IBM: I know what you did last summer
Analysis Industry reels as huge loss in PC business comes to light after change in financial reporting method.
It's time for IBM to face up to the facts and accept that it needs toter change in financial reporting method. pull out of PC manufacturing, after its phenomenal loss of grip on the market came to light last week.
Shock waves reverberated around the industry as the personal systems group's $992 million pre-tax deficit, incurred in 1998, surfaced (PC Dealer, 31 March). The shortfall was a 516 per cent plunge from a pre-tax loss of $161 million in 1997, after a loss of $39 million in 1996. Turnover last year fell 10.7 per cent to $12.8 billion, from $14.4 billion previously.

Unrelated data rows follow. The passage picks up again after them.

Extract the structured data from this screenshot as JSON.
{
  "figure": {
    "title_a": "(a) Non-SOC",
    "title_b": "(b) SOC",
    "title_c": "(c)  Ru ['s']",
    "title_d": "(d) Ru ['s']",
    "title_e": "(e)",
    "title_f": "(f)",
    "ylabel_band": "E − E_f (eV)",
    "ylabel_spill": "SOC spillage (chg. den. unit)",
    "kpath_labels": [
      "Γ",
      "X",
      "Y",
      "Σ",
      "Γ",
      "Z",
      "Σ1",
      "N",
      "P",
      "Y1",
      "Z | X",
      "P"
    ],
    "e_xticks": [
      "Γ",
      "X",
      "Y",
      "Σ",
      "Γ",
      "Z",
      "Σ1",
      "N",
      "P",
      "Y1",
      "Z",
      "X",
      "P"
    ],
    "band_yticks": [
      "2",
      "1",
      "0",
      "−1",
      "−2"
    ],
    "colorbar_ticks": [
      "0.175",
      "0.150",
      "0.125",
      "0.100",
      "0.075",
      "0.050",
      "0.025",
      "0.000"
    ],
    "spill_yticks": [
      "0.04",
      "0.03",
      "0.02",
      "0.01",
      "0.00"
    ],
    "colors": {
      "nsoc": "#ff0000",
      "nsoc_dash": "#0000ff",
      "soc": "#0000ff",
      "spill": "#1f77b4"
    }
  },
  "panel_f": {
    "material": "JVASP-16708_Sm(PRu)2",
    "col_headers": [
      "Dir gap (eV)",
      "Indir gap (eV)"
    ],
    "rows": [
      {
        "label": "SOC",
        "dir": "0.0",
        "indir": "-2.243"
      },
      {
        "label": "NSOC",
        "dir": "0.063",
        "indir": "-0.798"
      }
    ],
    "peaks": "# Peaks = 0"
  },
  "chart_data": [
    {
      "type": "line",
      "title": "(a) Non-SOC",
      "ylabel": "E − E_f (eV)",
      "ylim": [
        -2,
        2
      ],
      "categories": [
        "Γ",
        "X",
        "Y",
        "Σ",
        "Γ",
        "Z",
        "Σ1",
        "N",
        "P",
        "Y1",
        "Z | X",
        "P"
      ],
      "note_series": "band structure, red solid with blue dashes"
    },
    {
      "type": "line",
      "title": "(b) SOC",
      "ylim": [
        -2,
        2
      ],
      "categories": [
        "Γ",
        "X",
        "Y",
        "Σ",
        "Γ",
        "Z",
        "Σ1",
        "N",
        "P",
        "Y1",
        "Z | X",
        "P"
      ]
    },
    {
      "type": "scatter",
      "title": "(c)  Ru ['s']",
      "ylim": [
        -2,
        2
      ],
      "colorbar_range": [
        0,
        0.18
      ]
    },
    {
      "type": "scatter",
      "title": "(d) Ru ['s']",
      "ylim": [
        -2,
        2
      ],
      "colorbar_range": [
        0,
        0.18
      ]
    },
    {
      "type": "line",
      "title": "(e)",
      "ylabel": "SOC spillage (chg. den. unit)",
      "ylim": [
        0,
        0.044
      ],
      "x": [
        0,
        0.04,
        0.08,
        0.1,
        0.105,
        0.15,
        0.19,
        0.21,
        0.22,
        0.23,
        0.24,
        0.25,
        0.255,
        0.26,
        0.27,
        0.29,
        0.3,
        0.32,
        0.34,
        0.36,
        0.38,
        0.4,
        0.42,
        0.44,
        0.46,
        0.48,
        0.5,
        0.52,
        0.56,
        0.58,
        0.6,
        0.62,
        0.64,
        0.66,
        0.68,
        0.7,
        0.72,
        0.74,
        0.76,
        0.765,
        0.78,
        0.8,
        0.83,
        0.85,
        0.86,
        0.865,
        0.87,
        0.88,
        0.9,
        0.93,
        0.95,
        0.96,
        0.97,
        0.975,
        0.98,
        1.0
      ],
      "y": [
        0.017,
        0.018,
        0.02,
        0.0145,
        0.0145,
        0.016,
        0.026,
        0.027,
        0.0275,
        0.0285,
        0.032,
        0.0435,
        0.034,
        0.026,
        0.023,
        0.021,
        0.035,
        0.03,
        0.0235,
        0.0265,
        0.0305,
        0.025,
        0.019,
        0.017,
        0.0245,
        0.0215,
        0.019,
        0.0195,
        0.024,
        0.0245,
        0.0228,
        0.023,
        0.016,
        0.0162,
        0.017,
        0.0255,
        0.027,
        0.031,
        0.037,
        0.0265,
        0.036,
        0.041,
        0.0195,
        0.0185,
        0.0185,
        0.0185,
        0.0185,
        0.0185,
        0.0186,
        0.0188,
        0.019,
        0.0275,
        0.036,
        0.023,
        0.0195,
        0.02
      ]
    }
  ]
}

The gaping hole only became public knowledge because of a change in US corporate accounting rules by the Financial Accounting Standards Board (FASB) this year. Companies are now required to break down details of earnings and turnover according to each segment of the market in which they operate.
The move was part of a demand by the government for companies to be more accountable to shareholders. This forced IBM to tuck away the incriminating details in a list of notes accompanying its annual report, issued on 23 March.
But stockholders are not the only ones to benefit. For one thing, it has made it possible to assess the effectiveness of IBM's advanced fulfilment initiative (AFI) and channel assembly strategies with a little more clarity.
The schemes were set up 18 months ago to cut PC manufacturing and distribution costs. They were supposed to introduce supply chain efficiencies to bring about reduced lead times and more liquidity to IBM's assets, as less resource would be tied up in inventory.
The vendor even pioneered co-location last year - the practice of channel assembly partners operating out of its own premises - with a view to shortening the supply chain even further. Excess inventory and channel stuffing would be things of the past. But reports since the schemes kicked off suggest no such benefits were reaped.
Last week's revelations tell a further story. At the beginning of this year, IBM reduced its rebate to distributors, cutting margins from 20 per cent to 17 per cent after it revised its Ts&Cs (PC Dealer, 10 February).
The channel was told by Big Blue at the time that it was no longer necessary to provide such an incentive because the market for PCs was expanding anyway.
But IDC figures contradicted the assertion, revealing that IBM lost market share in the UK and Germany during the fourth quarter of 1998. Last week, PSG's income figures from 1996 to 1998 showed anything but growth for IBM PCs. IBM's grand PC strategy went up in flames, some might say.
So, what to do, Big Blue? Is it worth sticking around? The fiasco - in addition to IBM's more recent technology agreements with Dell and EMC, worth nearly $20 billion to the giant - is making IBM's future in PCs look more questionable by the minute.
Utterances by Lou Gerstner, chief executive of IBM, that 'the PC era is over', have given this view more credence. Either way, IBM's vision is pointing away from PC manufacturing.
Speculation is rife and suggestions abound as to what IBM should do instead.
Analysts have recommended that it withdraw from PCs altogether and focus on software and services. According to one, 65 per cent of 1998's turnover came from these subsidiaries.
Andy Brown, research analyst at IDC, suggested IBM outsource its PC operations, along the same lines as Unisys. 'IBM could tailor its PC output to global services. Critical mass has been reached in the desktop market. Notebooks, servers and outsourcing could be the way forward,' he said.
But can a vendor truly be a computer company without a PC operation?
Or will the widely acknowledged absence of margins make outsourcing a respectable option?
This state of affairs must be the tip of the iceberg - the industry can only speculate as to what other PC manufacturers have been up to. With the FASB ruling well and truly in place, the industry's eyes and ears are peeled as it waits with bated breath for the next installment of Whose Loss Is It Anyway?